I had to share this incredible series of blog posts by my friend Dr. Jason Olitsky where he looks at the common mistakes in esthetic dentistry!
When evaluating the esthetic principles inherent to successful smile design, there are 7 violations that are common and undermine the success of the finished cosmetic case. Here’s one of my top clinical tips for maximizing the outcome of your esthetic cases by instituting a knowledge of facial symmetry into your approach to cosmetic dentistry in the practice.
Getting the Smile Straight
The first violation of smile design is simple yet can have dramatic effects on the perceived success of a restoration: a crooked smile.
My primary advice is to recognize that when restoring a smile, dentists must pay close attention to the inter-incisal line, unless they want to deal with the resulting “tipped” appearance of the smile in relation to the face.
The total approach to achieving a straight smile includes multiple factors that utilize pretreatment plan work-ups and facial esthetic principles, such as:
Horizontal and vertical facial perimeters
The commissural line and inter pupillary line
A vertical line drawn through the middle of the face (including the glabellar area)
The tip of the nose
The middle of the chin
Keeping these different esthetic principles in mind throughout treatment planning a smile, rather than just at the beginning of the evaluation, is necessary in order to guarantee consistent results.

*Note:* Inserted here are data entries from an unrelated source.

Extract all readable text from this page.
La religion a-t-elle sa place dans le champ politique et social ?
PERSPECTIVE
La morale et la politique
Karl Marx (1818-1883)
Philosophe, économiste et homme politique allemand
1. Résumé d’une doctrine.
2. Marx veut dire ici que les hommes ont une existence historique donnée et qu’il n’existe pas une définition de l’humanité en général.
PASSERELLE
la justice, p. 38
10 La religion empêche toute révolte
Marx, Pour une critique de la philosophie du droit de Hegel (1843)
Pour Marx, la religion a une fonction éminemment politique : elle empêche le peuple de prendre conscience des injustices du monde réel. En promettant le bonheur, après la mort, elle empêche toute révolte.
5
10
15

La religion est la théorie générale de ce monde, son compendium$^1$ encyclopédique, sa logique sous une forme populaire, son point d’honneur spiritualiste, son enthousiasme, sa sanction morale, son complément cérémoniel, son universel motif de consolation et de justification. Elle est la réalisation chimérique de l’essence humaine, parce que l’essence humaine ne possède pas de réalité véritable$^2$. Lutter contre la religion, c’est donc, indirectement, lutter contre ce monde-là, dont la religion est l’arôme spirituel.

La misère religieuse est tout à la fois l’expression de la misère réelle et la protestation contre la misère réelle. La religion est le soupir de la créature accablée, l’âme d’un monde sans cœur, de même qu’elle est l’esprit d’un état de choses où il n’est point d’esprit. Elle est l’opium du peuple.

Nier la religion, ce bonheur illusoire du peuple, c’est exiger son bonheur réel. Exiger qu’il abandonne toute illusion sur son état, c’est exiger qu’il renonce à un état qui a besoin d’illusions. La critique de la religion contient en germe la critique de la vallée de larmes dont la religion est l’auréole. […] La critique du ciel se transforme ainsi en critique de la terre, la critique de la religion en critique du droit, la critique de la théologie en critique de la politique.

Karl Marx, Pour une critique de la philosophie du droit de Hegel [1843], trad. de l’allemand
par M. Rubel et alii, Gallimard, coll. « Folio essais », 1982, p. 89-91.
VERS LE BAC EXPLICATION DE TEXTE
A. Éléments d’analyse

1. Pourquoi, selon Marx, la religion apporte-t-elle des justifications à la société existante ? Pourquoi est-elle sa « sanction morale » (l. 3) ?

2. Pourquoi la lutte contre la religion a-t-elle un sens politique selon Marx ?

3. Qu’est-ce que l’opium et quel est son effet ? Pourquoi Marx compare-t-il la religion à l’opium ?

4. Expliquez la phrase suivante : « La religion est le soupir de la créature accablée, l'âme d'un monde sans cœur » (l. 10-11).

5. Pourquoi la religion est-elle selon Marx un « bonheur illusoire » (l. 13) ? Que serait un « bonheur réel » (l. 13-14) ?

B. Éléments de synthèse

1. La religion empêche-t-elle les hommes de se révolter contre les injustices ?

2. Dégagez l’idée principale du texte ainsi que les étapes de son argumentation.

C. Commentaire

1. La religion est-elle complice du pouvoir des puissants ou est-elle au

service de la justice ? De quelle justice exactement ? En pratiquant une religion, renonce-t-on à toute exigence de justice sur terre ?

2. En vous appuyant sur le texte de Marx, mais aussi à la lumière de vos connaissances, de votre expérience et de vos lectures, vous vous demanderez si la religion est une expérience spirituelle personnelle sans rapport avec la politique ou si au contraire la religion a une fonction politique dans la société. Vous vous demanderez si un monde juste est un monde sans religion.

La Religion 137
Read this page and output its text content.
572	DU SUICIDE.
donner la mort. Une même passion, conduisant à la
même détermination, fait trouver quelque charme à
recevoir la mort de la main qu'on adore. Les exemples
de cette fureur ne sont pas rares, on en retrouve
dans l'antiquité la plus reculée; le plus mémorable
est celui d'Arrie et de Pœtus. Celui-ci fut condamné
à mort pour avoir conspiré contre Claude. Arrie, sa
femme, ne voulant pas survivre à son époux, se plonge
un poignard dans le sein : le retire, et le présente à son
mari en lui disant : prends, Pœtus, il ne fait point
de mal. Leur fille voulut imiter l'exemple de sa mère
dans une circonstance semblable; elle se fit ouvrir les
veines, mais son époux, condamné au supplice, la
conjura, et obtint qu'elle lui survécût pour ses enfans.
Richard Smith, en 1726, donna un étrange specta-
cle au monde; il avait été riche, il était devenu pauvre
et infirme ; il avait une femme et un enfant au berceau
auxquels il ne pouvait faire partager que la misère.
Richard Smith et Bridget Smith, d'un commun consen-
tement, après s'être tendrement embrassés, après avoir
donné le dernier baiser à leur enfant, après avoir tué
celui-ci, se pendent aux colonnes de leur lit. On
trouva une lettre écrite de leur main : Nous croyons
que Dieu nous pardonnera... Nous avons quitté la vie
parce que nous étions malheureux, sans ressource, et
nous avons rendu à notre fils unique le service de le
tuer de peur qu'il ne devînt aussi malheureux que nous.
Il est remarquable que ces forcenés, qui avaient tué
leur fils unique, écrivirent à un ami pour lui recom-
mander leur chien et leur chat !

Transfer these esthetic principles over during the process of narrowing the analytic scope of the treatment to mounted models on the bench top.
There are two techniques that when mastered can contribute to the ideal straight smile:
First, start with a solid basis of pretreatment photography so that the patient’s unique facial esthetics can be analyzed. This involves taking in the patient’s face as a whole. Many dentists will become too influenced by common facial asymmetries and lose sight of the true horizontal plane.
Second, relate the restorative horizontal plane to a laboratory technician comfortable with utilizing a face bow or digital smile design, as this process during mounting and waxing of the case can lead to drastically improved results.
With one or both of these techniques in your cosmetic arsenal, you can be sure that the patient will be satisfied with their smile.
Originally Posted on the Clinical Mastery Blog.
Alain Aubé says
The patient with the rehabilitated smile has a deviated chin to the right, a deviated midline to the right, and a maxillary inclination with the right side sitting higher than the left. These are all indicative of a short right side ramus. The shortness may have resulted from under growth, or condylar dengeneration. Was the joint assessed for pathology and evaluated for the risk of future change as this may be a cause of long term occlusal instability and failure of the beautifully done aesthetic work?